As for the Serbian Orthodox Church, it cannot do much under the circumstances. Unless the Church acts in accord with the secular authority—and the government of Serbia is evidently in the hands of people who are compromising its state and national interests—the Church is unable to exert great influence by virtue of its moral authority alone. The Orthodox concept of the role of the Church in a society is that it should act in symphony, the Byzantine term for harmony, with the secular authorities. When there is the State on one hand and the Church on the other pursuing the same set of objectives—the material and spiritual welfare, security and prosperity of a nation—then the role of the Church can be articulated in the right manner. When the two centers of gravity diverge, the Church either has to adjust to the course of events dictated by the secular authorities—as it is somewhat reluctantly doing now—or else it can try to deviate from that course, defy the authorities, and risk being marginalized the way the former Bishop of Kosovo, Artemije, has been pushed to the margins over the past year.

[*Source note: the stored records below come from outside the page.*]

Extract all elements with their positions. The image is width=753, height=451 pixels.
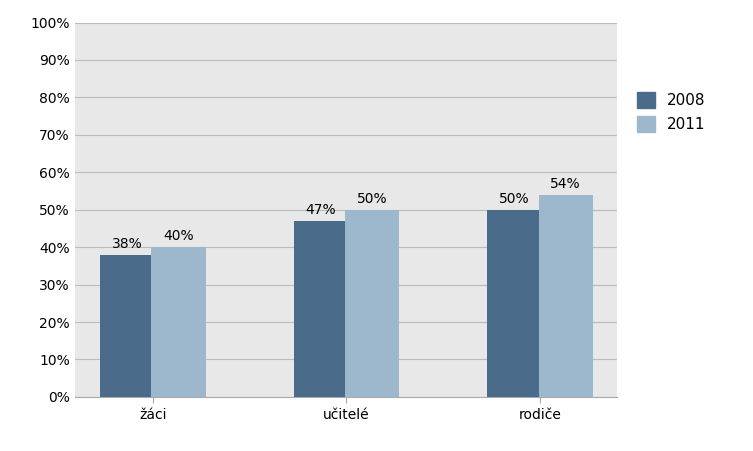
Text: 38%: 38% [111, 237, 142, 251]
Bar [294, 221, 348, 397]
Text: 54%: 54% [550, 177, 581, 191]
Bar [151, 247, 206, 397]
Text: 40%: 40% [163, 230, 194, 244]
Text: 47%: 47% [305, 203, 336, 217]
Text: 50%: 50% [357, 192, 388, 206]
Bar [487, 210, 541, 397]
Bar [100, 255, 154, 397]
Bar [345, 210, 399, 397]
Legend: 2008, 2011: 2008, 2011 [630, 86, 712, 138]
Text: 50%: 50% [499, 192, 529, 206]
Bar [538, 195, 593, 397]
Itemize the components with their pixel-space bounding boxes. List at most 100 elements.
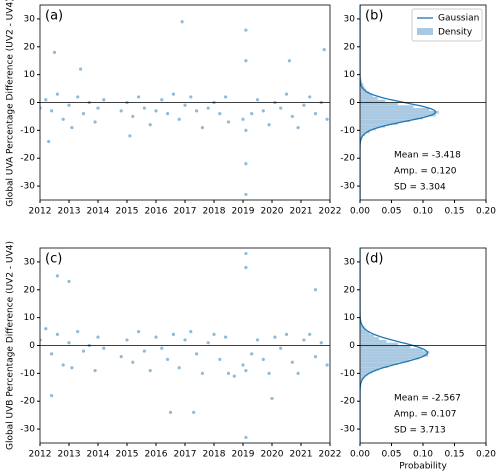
point — [267, 123, 271, 127]
y-tick-label: -10 — [340, 126, 355, 136]
y-tick-label: -30 — [340, 182, 355, 192]
x-tick-label: 0.20 — [476, 450, 496, 460]
point — [206, 106, 210, 110]
point — [244, 251, 248, 256]
point — [50, 394, 54, 398]
point — [270, 396, 274, 401]
point — [313, 112, 318, 116]
point — [284, 92, 289, 96]
x-tick-label: 0.15 — [444, 450, 464, 460]
x-tick-label: 2012 — [29, 450, 52, 460]
point — [177, 366, 181, 370]
x-tick-label: 2022 — [319, 207, 342, 217]
point — [195, 352, 199, 356]
hist-bar — [360, 351, 430, 354]
hist-bar — [360, 326, 365, 329]
y-tick-label: -20 — [340, 154, 355, 164]
hist-bar — [360, 331, 370, 335]
point — [255, 98, 260, 102]
point — [244, 59, 248, 63]
point — [226, 120, 231, 124]
y-tick-label: -20 — [20, 154, 35, 164]
hist-bar — [360, 91, 369, 95]
point — [180, 20, 184, 24]
panel: 0.00 0.05 0.10 0.15 0.20 -30 -20 -10 0 10 20 30 Mean… — [340, 247, 496, 472]
point — [244, 128, 248, 132]
point — [154, 109, 158, 113]
point — [250, 352, 254, 356]
hist-bar — [360, 110, 439, 114]
point — [308, 332, 312, 336]
point — [44, 327, 48, 331]
point — [154, 335, 158, 339]
x-tick-label: 0.20 — [476, 207, 496, 217]
point — [261, 357, 265, 362]
x-tick-label: 2015 — [116, 207, 139, 217]
x-tick-label: 2020 — [261, 207, 284, 217]
point — [93, 368, 97, 373]
hist-bar — [360, 88, 367, 92]
hist-bar — [360, 113, 436, 117]
point — [183, 103, 187, 107]
point — [267, 371, 271, 375]
point — [131, 360, 135, 364]
x-tick-label: 2012 — [29, 207, 52, 217]
x-axis-label: Probability — [399, 462, 447, 472]
point — [218, 112, 222, 116]
point — [290, 114, 294, 119]
point — [296, 125, 300, 130]
hist-bar — [360, 342, 398, 346]
x-tick-label: 2018 — [203, 207, 226, 217]
y-tick-label: -20 — [20, 397, 35, 407]
point — [183, 338, 187, 342]
x-tick-label: 0.00 — [350, 450, 370, 460]
point — [224, 335, 228, 339]
point — [325, 363, 329, 367]
point — [70, 125, 74, 130]
hist-bar — [360, 345, 411, 349]
frame — [39, 247, 331, 444]
point — [273, 335, 277, 339]
annotation: SD = 3.713 — [394, 426, 446, 436]
x-tick-label: 2017 — [174, 207, 197, 217]
point — [55, 92, 60, 96]
hist-bar — [360, 116, 423, 120]
point — [244, 265, 248, 270]
y-tick-label: 20 — [24, 42, 36, 52]
point — [212, 332, 216, 336]
y-tick-label: -10 — [20, 126, 35, 136]
y-tick-label: 10 — [24, 313, 36, 323]
hist-bar — [360, 376, 365, 379]
hist-bar — [360, 337, 379, 340]
data-layer — [40, 251, 329, 440]
point — [148, 123, 152, 127]
point — [302, 338, 306, 342]
y-tick-label: -30 — [20, 182, 35, 192]
point — [142, 349, 146, 353]
x-tick-label: 0.10 — [413, 450, 433, 460]
x-tick-label: 2017 — [174, 450, 197, 460]
hist-bar — [360, 356, 420, 360]
panel-label: (c) — [45, 252, 62, 267]
y-axis-label: Global UVB Percentage Difference (UV2 - … — [6, 241, 16, 450]
y-tick-label: -30 — [340, 425, 355, 435]
panel-label: (a) — [45, 9, 63, 24]
point — [50, 352, 54, 356]
y-tick-label: 0 — [29, 341, 35, 351]
point — [226, 371, 231, 375]
hist-bar — [360, 367, 379, 371]
point — [313, 288, 318, 292]
point — [131, 114, 135, 119]
legend-label: Gaussian — [438, 14, 479, 24]
point — [244, 368, 248, 373]
hist-bar — [360, 94, 373, 97]
panel: 0.00 0.05 0.10 0.15 0.20 -30 -20 -10 0 10 20 30 Mean… — [340, 4, 496, 217]
point — [206, 341, 210, 345]
x-tick-label: 0.05 — [381, 207, 401, 217]
y-tick-label: -20 — [340, 397, 355, 407]
point — [200, 125, 204, 130]
hist-bar — [360, 334, 374, 338]
x-tick-label: 2022 — [319, 450, 342, 460]
point — [218, 357, 222, 362]
point — [102, 98, 106, 102]
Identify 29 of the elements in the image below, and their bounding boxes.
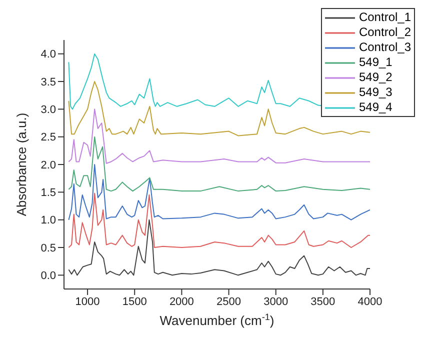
line-series	[68, 192, 370, 248]
legend-label: 549_4	[358, 100, 392, 115]
x-tick-label: 3000	[264, 296, 288, 308]
x-tick-label: 4000	[358, 296, 382, 308]
legend-label: 549_2	[358, 70, 392, 85]
y-tick-label: 2.0	[40, 159, 56, 172]
x-tick-label: 1000	[75, 296, 100, 308]
legend-label: 549_3	[358, 85, 392, 100]
y-tick-label: 2.5	[40, 132, 56, 144]
legend-label: Control_2	[358, 25, 411, 40]
x-tick-label: 2000	[169, 296, 194, 308]
x-tick-label: 1500	[122, 296, 147, 308]
y-tick-label: 3.0	[40, 104, 56, 116]
legend-label: 549_1	[358, 55, 392, 70]
legend-label: Control_3	[358, 40, 411, 55]
y-tick-label: 3.5	[40, 76, 56, 88]
x-axis-title: Wavenumber (cm$^{-1}$)	[160, 312, 274, 328]
legend-label: Control_1	[358, 10, 411, 25]
line-series	[68, 164, 370, 220]
x-tick-label: 2500	[216, 296, 242, 308]
y-tick-label: 1.5	[40, 187, 56, 200]
y-tick-label: 4.0	[40, 48, 56, 61]
x-tick-label: 3500	[310, 296, 336, 308]
line-series	[68, 219, 370, 276]
y-tick-label: 1.0	[40, 214, 56, 227]
line-series	[68, 136, 370, 192]
y-axis-title: Absorbance (a.u.)	[14, 112, 29, 216]
y-tick-label: 0.5	[40, 242, 56, 254]
y-tick-label: 0.0	[40, 270, 56, 282]
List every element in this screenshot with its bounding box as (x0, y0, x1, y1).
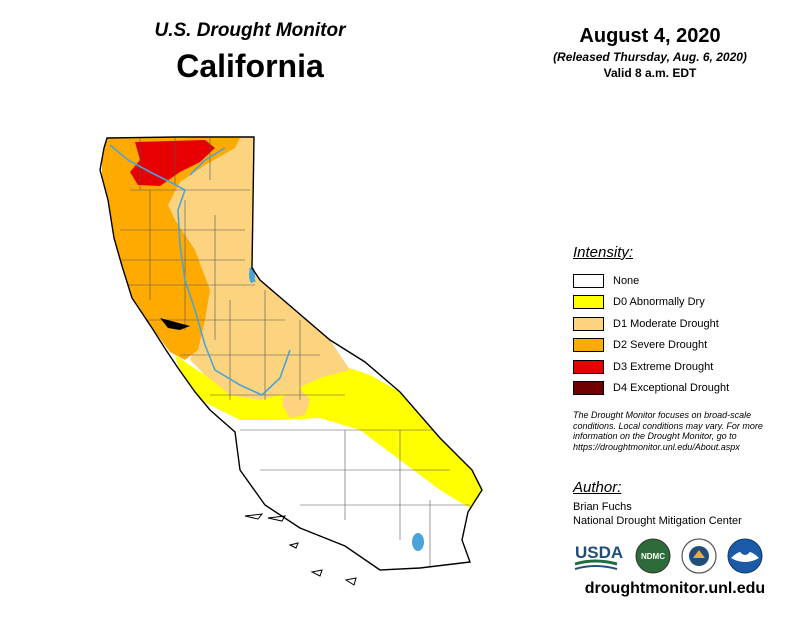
legend-title: Intensity: (573, 244, 634, 261)
author-org: National Drought Mitigation Center (573, 515, 742, 527)
usda-logo-text: USDA (575, 543, 623, 562)
legend-label: D1 Moderate Drought (613, 317, 719, 330)
legend-item-d1: D1 Moderate Drought (573, 313, 773, 335)
valid-time: Valid 8 a.m. EDT (603, 66, 697, 80)
legend-swatch (573, 338, 604, 353)
lake-tahoe (249, 267, 255, 283)
release-date: (Released Thursday, Aug. 6, 2020) (553, 50, 747, 64)
website-url: droughtmonitor.unl.edu (584, 580, 766, 597)
map-subtitle: U.S. Drought Monitor (154, 20, 346, 41)
channel-islands (244, 513, 357, 586)
county-boundaries (118, 138, 470, 568)
ndmc-logo-text: NDMC (641, 552, 665, 561)
map-date: August 4, 2020 (579, 25, 721, 47)
legend-item-d2: D2 Severe Drought (573, 335, 773, 357)
legend-swatch (573, 316, 604, 331)
legend-label: D3 Extreme Drought (613, 360, 714, 373)
drought-area-d3 (130, 140, 215, 186)
partner-logos: USDA NDMC (574, 538, 763, 574)
ndmc-logo: NDMC (635, 538, 671, 574)
map-title: California (176, 48, 324, 84)
author-title: Author: (573, 479, 622, 496)
legend-label: None (613, 274, 640, 287)
legend-item-d4: D4 Exceptional Drought (573, 378, 773, 400)
legend-label: D4 Exceptional Drought (613, 382, 730, 395)
legend-swatch (573, 359, 604, 374)
legend-label: D0 Abnormally Dry (613, 296, 705, 309)
author-block: Author: Brian Fuchs National Drought Mit… (573, 479, 788, 528)
legend-swatch (573, 273, 604, 288)
salton-sea (412, 533, 424, 551)
legend-swatch (573, 295, 604, 310)
legend: Intensity: None D0 Abnormally Dry D1 Mod… (573, 244, 773, 399)
drought-area-d1-south (282, 388, 310, 418)
legend-item-d0: D0 Abnormally Dry (573, 292, 773, 314)
date-block: August 4, 2020 (Released Thursday, Aug. … (520, 25, 780, 80)
noaa-ndmc-seal-logo (681, 538, 717, 574)
disclaimer-note: The Drought Monitor focuses on broad-sca… (573, 410, 763, 452)
legend-item-d3: D3 Extreme Drought (573, 356, 773, 378)
legend-swatch (573, 381, 604, 396)
legend-label: D2 Severe Drought (613, 339, 708, 352)
usda-logo: USDA (574, 543, 623, 570)
sf-bay (160, 318, 190, 330)
ca-state-outline (99, 136, 483, 571)
noaa-logo (727, 538, 763, 574)
legend-item-none: None (573, 270, 773, 292)
author-name: Brian Fuchs (573, 501, 632, 513)
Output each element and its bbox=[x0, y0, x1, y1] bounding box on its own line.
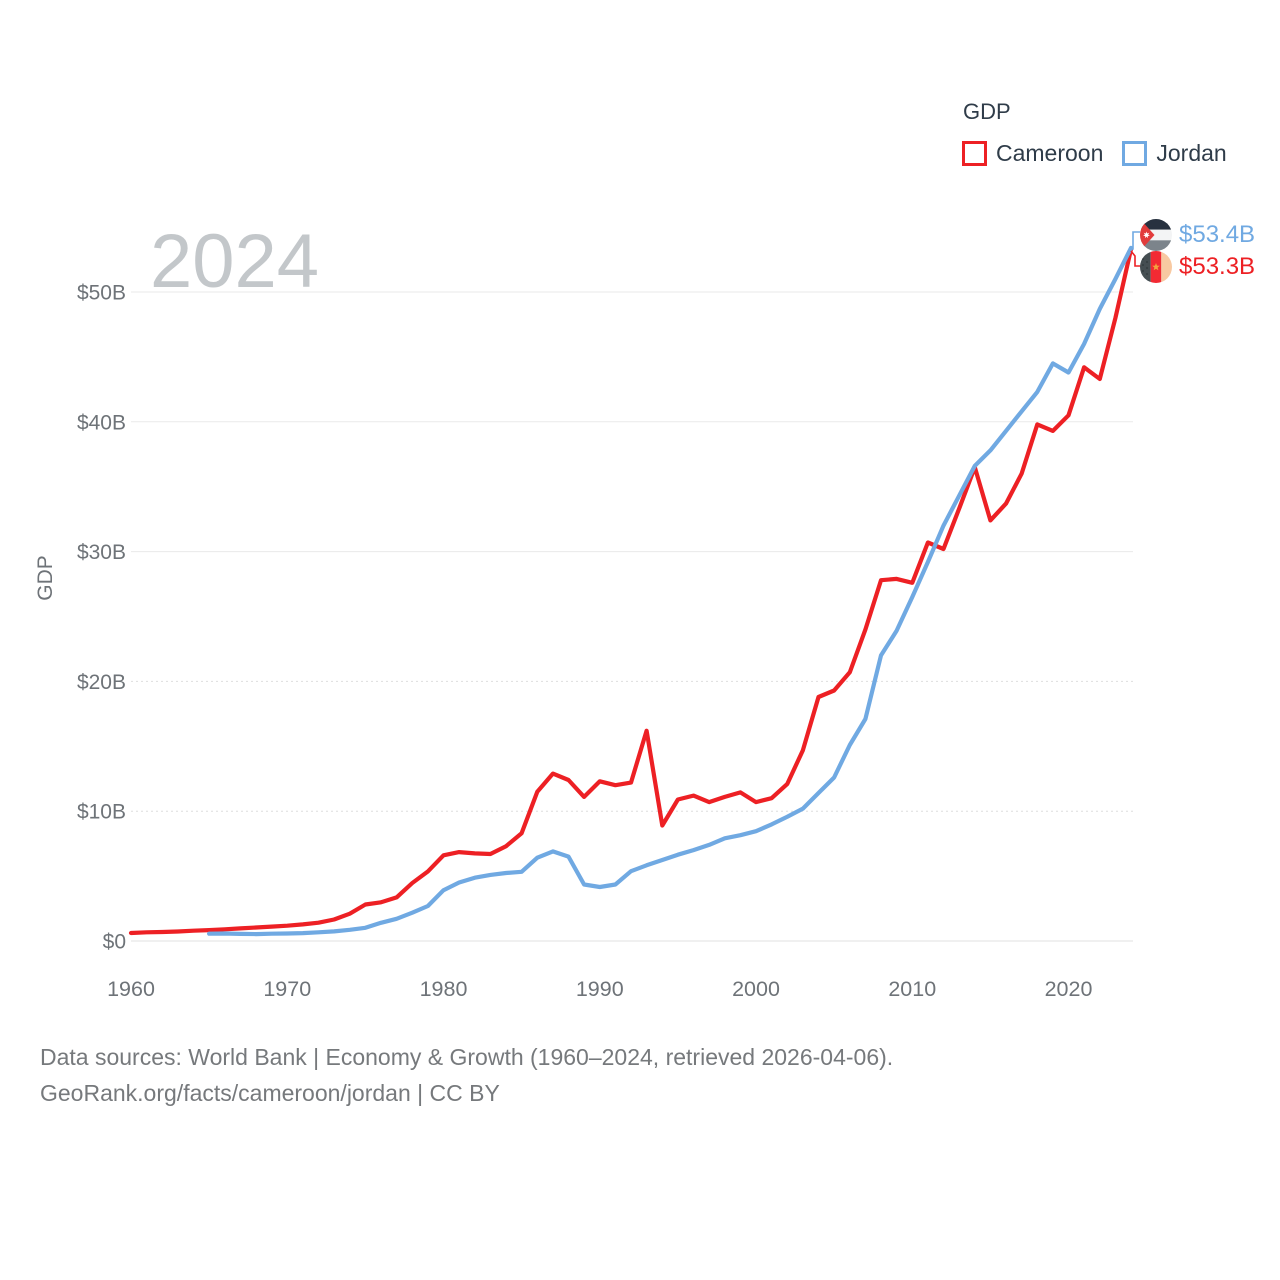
y-tick-label: $0 bbox=[103, 931, 126, 954]
cameroon-series-swatch-icon bbox=[962, 141, 987, 166]
y-axis-title: GDP bbox=[34, 555, 57, 601]
cameroon-label-connector bbox=[1130, 250, 1141, 267]
year-watermark: 2024 bbox=[150, 219, 320, 304]
cameroon-end-value: $53.3B bbox=[1179, 253, 1256, 280]
x-tick-label: 1990 bbox=[576, 977, 624, 1001]
footer-sources-line: Data sources: World Bank | Economy & Gro… bbox=[40, 1044, 894, 1070]
jordan-series-swatch-icon bbox=[1122, 141, 1148, 166]
y-tick-label: $40B bbox=[77, 411, 126, 434]
x-tick-label: 2000 bbox=[732, 977, 780, 1001]
legend-row: Cameroon Jordan bbox=[962, 140, 1227, 167]
footer: Data sources: World Bank | Economy & Gro… bbox=[40, 1039, 893, 1111]
legend-title: GDP bbox=[963, 99, 1011, 124]
legend: GDP Cameroon Jordan bbox=[962, 99, 1227, 167]
x-tick-label: 1980 bbox=[420, 977, 468, 1001]
jordan-flag-icon bbox=[1140, 219, 1172, 251]
x-tick-label: 2010 bbox=[888, 977, 936, 1001]
legend-item-jordan[interactable]: Jordan bbox=[1122, 140, 1227, 167]
legend-item-label: Jordan bbox=[1156, 140, 1227, 166]
legend-item-label: Cameroon bbox=[996, 140, 1104, 166]
y-tick-label: $30B bbox=[77, 541, 126, 564]
cameroon-end-label: $53.3B bbox=[1140, 251, 1255, 283]
y-tick-label: $20B bbox=[77, 671, 126, 694]
jordan-end-value: $53.4B bbox=[1179, 221, 1256, 248]
y-tick-label: $50B bbox=[77, 282, 126, 305]
footer-attribution-line: GeoRank.org/facts/cameroon/jordan | CC B… bbox=[40, 1080, 500, 1106]
legend-item-cameroon[interactable]: Cameroon bbox=[962, 140, 1103, 167]
cameroon-flag-icon bbox=[1140, 251, 1172, 283]
series-line-jordan[interactable] bbox=[207, 245, 1134, 937]
x-tick-label: 1960 bbox=[107, 977, 155, 1001]
y-tick-label: $10B bbox=[77, 801, 126, 824]
jordan-end-label: $53.4B bbox=[1140, 219, 1255, 251]
jordan-label-connector bbox=[1130, 231, 1140, 250]
x-tick-label: 1970 bbox=[263, 977, 311, 1001]
series-line-cameroon[interactable] bbox=[128, 247, 1134, 936]
x-tick-label: 2020 bbox=[1045, 977, 1093, 1001]
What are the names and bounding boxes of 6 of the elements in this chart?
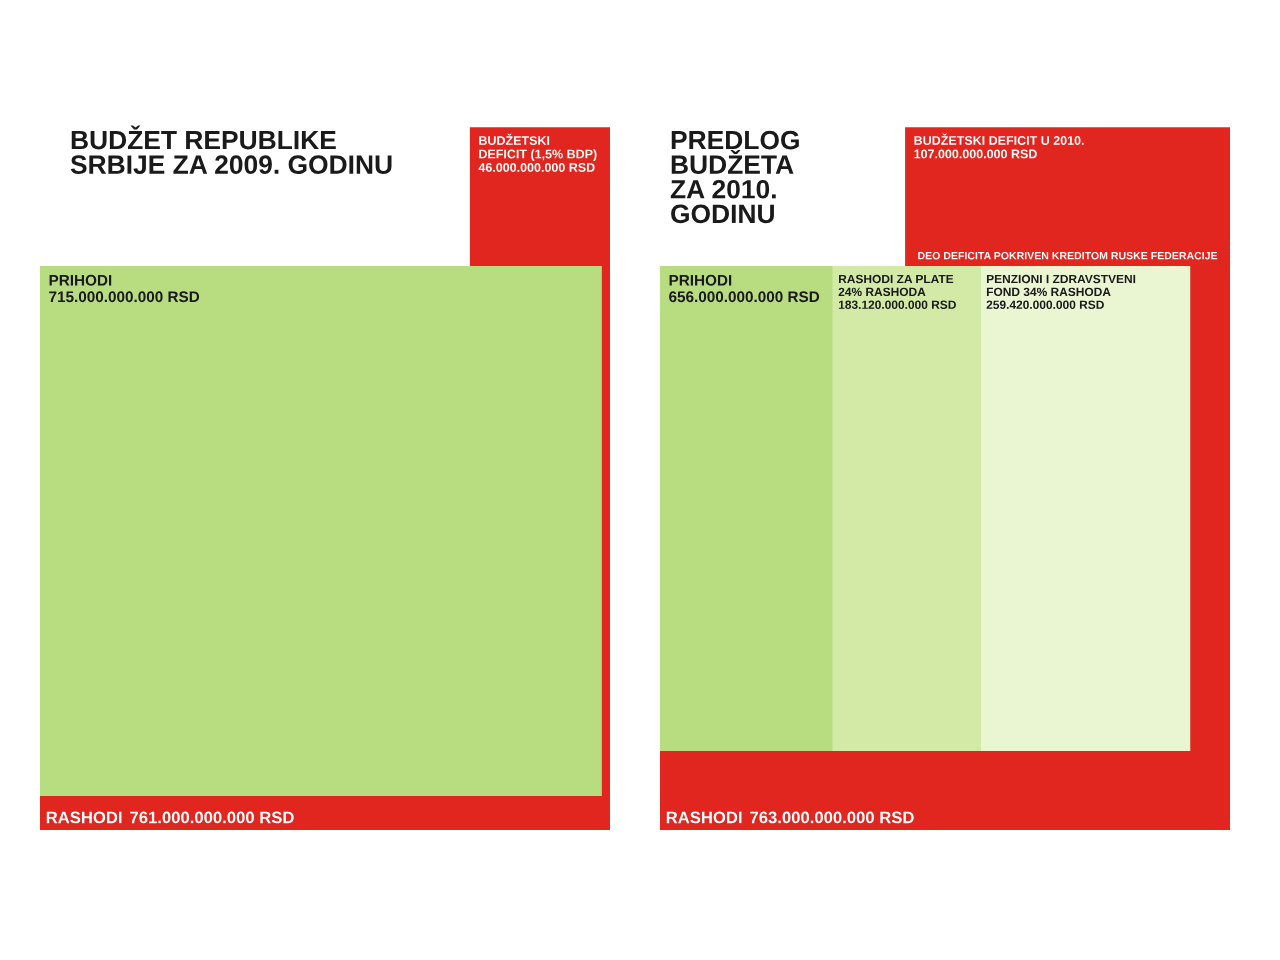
text: PREDLOG BUDŽETA ZA 2010. GODINU <box>670 130 799 224</box>
data-label: 763.000.000.000 RSD <box>750 811 914 824</box>
category-label: RASHODI <box>46 811 122 824</box>
data-label: 761.000.000.000 RSD <box>130 811 294 824</box>
category-label: RASHODI <box>666 811 742 824</box>
text: BUDŽET REPUBLIKE SRBIJE ZA 2009. GODINU <box>70 125 392 174</box>
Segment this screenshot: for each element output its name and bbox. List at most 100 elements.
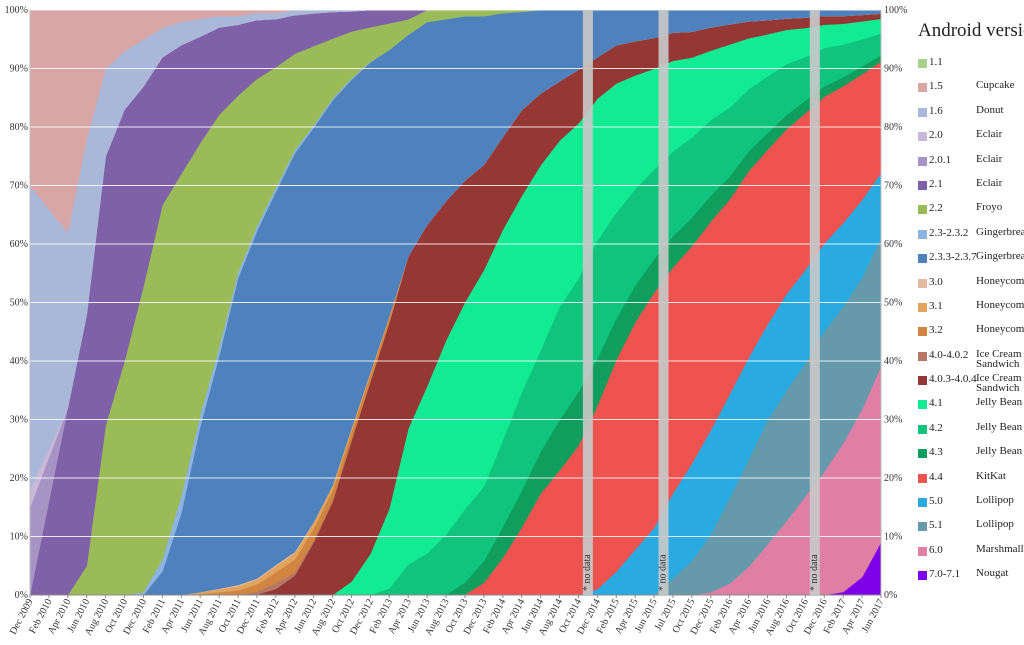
- legend-item: 1.1: [912, 56, 1022, 80]
- legend-name: Honeycomb: [976, 323, 1024, 336]
- legend-item: 4.0-4.0.2 Ice Cream Sandwich: [912, 347, 1022, 373]
- legend-version: 3.2: [929, 324, 943, 337]
- legend-version: 4.4: [929, 470, 943, 483]
- no-data-label: * no data: [658, 554, 669, 591]
- legend-version: 2.0.1: [929, 153, 951, 166]
- legend-item: 4.3 Jelly Bean: [912, 446, 1022, 470]
- legend-swatch: [918, 205, 927, 215]
- legend-swatch: [918, 498, 927, 508]
- legend-swatch: [918, 229, 927, 239]
- legend-swatch: [918, 180, 927, 190]
- legend-item: 2.2 Froyo: [912, 202, 1022, 226]
- legend-name: Lollipop: [976, 518, 1014, 531]
- legend-swatch: [918, 449, 927, 459]
- y-tick-label-left: 0%: [15, 590, 28, 601]
- legend-item: 3.1 Honeycomb: [912, 298, 1024, 324]
- y-tick-label-right: 40%: [884, 356, 902, 367]
- legend-version: 6.0: [929, 543, 943, 556]
- y-tick-label-left: 70%: [10, 181, 28, 192]
- legend-swatch: [918, 107, 927, 117]
- legend-version: 2.2: [929, 202, 943, 215]
- legend-version: 4.1: [929, 397, 943, 410]
- legend-swatch: [918, 522, 927, 532]
- legend-item: 5.0 Lollipop: [912, 495, 1022, 519]
- y-tick-label-left: 100%: [5, 5, 28, 16]
- legend-name: Nougat: [976, 567, 1009, 580]
- legend-version: 3.1: [929, 299, 943, 312]
- legend-item: 4.4 KitKat: [912, 469, 1022, 495]
- legend-name: Eclair: [976, 176, 1003, 189]
- legend-version: 4.2: [929, 421, 943, 434]
- legend-swatch: [918, 156, 927, 166]
- legend-item: 2.0 Eclair: [912, 129, 1022, 153]
- legend-swatch: [918, 546, 927, 556]
- y-tick-label-left: 10%: [10, 532, 28, 543]
- legend-item: 4.1 Jelly Bean: [912, 397, 1022, 421]
- y-tick-label-left: 90%: [10, 64, 28, 75]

At the moment there is no future for the Serbs in Kosovo. What can bring different dynamics into the equation is an overall change in the global distribution of power, above all the ongoing gradual decline of the influence of the United States. We are looking at a race between the decline of Serbia locally and the decline of the U.S. globally. I suspect that Serbia may collapse well before the decline of the American global influence makes it possible for the Serbs to contemplate different outcomes and develop new strategic designs for the recovery of what has been lost over the past two decades.